Saturday, January 22, 2011

Do Better Teaching Methods Make Too Many Demands on the Teacher?

Here is an article from the Teachers College Record, the online publication of the Columbia University Teachers College. It argues that proven tools for improved teaching are available, but often unused. Why? Here is Professor Ernst Rothkop’s explanation:

 I’ve come to suspect, however, that a much deeper systemic issue is at play here. Consider the micro-economic system within which teachers operate. Practically all the tactical maneuvers which cognitive research has suggested involve more work on the part of the teacher. The result that is the extra yield in student achievement is slow to make itself manifest, if it makes itself manifest at all. This is not like a new shape of plow or an electric wrench that immediately displays its labor-saving, production-boosting attributes. Nor is it like the new fertilizer that two months later shows unmistakable rises in crop yields. Nor are any of them obvious labor-savers. The results of these methods make more demands on teachers but do not reflect in their earnings or in the resources made available to them. Lawyers get paid more if they bill more hours. Craftsmen charge more to invest their product with extra quality. Teacher salaries are not result-oriented. The micro-economics of effort and value of return are broadly ignored at the classroom level. School boards should consider that, in our society, altruism is only an adequate incentive system after you make your first fifty million.

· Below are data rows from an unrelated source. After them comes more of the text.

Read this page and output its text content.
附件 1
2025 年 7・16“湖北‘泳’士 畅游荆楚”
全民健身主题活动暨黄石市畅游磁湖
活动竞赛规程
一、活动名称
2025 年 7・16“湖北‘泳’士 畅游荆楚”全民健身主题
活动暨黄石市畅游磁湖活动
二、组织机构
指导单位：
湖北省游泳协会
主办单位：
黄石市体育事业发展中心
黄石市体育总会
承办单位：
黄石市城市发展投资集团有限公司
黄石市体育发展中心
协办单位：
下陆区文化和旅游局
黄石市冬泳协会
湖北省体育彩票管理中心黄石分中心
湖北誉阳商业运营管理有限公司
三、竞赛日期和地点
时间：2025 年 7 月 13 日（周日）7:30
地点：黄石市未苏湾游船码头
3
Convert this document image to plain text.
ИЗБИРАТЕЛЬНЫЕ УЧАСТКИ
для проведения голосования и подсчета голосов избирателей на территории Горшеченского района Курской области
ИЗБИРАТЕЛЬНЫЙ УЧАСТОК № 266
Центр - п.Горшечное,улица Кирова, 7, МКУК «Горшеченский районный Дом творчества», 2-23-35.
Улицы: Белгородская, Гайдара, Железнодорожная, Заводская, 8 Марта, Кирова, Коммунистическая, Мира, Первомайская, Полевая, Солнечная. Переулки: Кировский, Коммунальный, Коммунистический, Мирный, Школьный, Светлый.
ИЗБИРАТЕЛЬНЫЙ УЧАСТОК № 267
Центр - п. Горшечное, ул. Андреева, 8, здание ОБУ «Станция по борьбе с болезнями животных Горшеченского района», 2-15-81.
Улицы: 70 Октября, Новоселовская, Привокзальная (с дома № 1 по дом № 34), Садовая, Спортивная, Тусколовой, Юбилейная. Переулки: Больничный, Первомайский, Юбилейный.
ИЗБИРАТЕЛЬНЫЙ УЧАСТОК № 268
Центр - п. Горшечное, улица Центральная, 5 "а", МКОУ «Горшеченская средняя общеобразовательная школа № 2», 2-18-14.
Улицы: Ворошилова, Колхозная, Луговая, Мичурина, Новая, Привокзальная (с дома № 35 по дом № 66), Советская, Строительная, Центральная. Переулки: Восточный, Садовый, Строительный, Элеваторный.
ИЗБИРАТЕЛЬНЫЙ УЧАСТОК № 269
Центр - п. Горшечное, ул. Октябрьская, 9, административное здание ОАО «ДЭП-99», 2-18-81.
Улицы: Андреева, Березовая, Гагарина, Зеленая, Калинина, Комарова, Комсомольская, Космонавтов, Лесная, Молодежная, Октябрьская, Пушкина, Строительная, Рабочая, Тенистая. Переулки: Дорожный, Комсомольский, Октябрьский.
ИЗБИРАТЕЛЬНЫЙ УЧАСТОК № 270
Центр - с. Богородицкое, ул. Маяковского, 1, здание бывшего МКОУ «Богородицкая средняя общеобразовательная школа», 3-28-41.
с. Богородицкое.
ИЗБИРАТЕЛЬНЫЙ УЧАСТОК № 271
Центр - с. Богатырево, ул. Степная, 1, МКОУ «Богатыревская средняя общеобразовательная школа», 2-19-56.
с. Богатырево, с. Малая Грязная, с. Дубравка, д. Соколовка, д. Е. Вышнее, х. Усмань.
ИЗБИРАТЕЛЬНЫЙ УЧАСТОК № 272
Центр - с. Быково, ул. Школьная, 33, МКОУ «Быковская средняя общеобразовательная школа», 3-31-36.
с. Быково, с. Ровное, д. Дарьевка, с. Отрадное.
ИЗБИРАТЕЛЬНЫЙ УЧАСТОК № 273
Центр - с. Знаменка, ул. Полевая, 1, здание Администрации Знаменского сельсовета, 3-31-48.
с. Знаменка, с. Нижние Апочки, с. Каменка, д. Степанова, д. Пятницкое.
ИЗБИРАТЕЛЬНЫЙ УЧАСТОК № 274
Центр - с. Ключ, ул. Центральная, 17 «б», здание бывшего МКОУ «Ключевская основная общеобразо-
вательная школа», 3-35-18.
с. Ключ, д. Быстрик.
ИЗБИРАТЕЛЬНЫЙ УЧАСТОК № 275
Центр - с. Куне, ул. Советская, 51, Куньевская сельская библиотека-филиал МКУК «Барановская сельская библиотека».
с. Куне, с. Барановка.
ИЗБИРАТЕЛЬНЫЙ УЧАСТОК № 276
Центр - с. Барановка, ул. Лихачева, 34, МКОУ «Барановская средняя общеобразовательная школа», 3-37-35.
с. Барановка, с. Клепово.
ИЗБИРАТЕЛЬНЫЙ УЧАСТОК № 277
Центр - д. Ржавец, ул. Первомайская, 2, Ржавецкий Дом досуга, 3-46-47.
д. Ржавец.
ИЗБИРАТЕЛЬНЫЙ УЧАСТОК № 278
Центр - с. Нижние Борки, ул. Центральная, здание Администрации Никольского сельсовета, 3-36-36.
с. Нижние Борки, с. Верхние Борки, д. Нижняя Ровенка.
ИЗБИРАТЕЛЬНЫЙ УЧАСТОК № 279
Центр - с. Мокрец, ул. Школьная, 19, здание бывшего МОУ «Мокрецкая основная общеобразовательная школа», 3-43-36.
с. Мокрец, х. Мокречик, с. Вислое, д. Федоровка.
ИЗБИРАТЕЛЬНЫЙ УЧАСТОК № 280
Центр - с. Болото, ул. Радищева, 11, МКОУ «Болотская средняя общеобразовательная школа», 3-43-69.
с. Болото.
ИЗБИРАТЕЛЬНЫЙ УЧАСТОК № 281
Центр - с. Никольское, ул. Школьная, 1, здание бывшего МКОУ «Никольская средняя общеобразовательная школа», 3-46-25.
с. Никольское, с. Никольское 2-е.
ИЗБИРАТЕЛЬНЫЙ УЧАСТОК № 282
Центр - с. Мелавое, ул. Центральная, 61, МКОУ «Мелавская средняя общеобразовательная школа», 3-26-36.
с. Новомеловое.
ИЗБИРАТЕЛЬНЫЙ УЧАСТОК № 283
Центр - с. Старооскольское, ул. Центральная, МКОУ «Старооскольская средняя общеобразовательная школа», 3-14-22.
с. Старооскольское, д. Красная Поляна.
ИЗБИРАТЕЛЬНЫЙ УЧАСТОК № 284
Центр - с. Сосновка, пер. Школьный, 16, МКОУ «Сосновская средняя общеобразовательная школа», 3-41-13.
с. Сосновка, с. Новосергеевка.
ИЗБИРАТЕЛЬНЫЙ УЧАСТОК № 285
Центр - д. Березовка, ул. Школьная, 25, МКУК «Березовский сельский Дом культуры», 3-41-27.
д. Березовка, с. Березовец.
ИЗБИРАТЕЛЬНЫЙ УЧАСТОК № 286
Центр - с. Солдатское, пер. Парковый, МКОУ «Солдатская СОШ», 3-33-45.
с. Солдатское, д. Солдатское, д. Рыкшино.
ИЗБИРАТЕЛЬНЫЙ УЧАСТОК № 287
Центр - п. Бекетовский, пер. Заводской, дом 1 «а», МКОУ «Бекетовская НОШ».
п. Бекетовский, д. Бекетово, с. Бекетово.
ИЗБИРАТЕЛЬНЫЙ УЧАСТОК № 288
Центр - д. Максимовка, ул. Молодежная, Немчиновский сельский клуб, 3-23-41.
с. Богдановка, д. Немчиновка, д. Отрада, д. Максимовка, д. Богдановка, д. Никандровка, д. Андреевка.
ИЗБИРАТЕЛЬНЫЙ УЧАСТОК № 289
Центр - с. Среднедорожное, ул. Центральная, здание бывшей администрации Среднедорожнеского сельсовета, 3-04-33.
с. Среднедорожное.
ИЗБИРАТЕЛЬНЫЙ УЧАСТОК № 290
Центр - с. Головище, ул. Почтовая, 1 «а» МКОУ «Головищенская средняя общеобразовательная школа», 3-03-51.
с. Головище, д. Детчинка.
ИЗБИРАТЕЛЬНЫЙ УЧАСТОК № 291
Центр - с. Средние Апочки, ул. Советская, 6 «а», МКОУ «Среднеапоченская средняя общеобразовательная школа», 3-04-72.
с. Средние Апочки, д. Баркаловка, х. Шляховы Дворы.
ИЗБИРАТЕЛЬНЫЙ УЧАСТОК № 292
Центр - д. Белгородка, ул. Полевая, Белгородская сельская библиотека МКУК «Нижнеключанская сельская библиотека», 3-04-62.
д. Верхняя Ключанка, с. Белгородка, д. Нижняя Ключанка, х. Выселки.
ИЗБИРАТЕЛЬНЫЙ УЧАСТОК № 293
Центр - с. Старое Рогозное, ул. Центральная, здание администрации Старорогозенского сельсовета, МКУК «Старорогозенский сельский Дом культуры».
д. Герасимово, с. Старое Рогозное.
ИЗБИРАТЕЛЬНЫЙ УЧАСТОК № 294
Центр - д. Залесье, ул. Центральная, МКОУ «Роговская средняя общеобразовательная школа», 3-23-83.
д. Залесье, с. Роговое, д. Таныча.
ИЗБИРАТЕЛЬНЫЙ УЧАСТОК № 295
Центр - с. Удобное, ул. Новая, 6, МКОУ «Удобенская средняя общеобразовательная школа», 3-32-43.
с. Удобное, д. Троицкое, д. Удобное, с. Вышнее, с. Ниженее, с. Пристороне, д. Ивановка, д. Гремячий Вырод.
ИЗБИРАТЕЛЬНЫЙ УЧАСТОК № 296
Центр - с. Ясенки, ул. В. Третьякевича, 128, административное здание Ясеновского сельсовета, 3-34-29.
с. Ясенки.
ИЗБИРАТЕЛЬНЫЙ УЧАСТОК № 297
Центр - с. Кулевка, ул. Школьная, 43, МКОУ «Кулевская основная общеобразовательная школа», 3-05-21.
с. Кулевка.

 To what extent do these concerns apply to law school teaching? For example, in my Land Use class, I give five quizzes, each worth 20 points instead of a final. I have to grade them. In my Advanced Legal Writing class, I give weekly homework. Good pedagogy, but more work for me. Part of the answer is to find and use good techniques that are not too labor intensive, but this strategy has its limits. Professor Rothkop suggests giving the teacher greater resources and imposing fewer obligations. Particularly in the current economic climate, these suggestions are of limited practicality.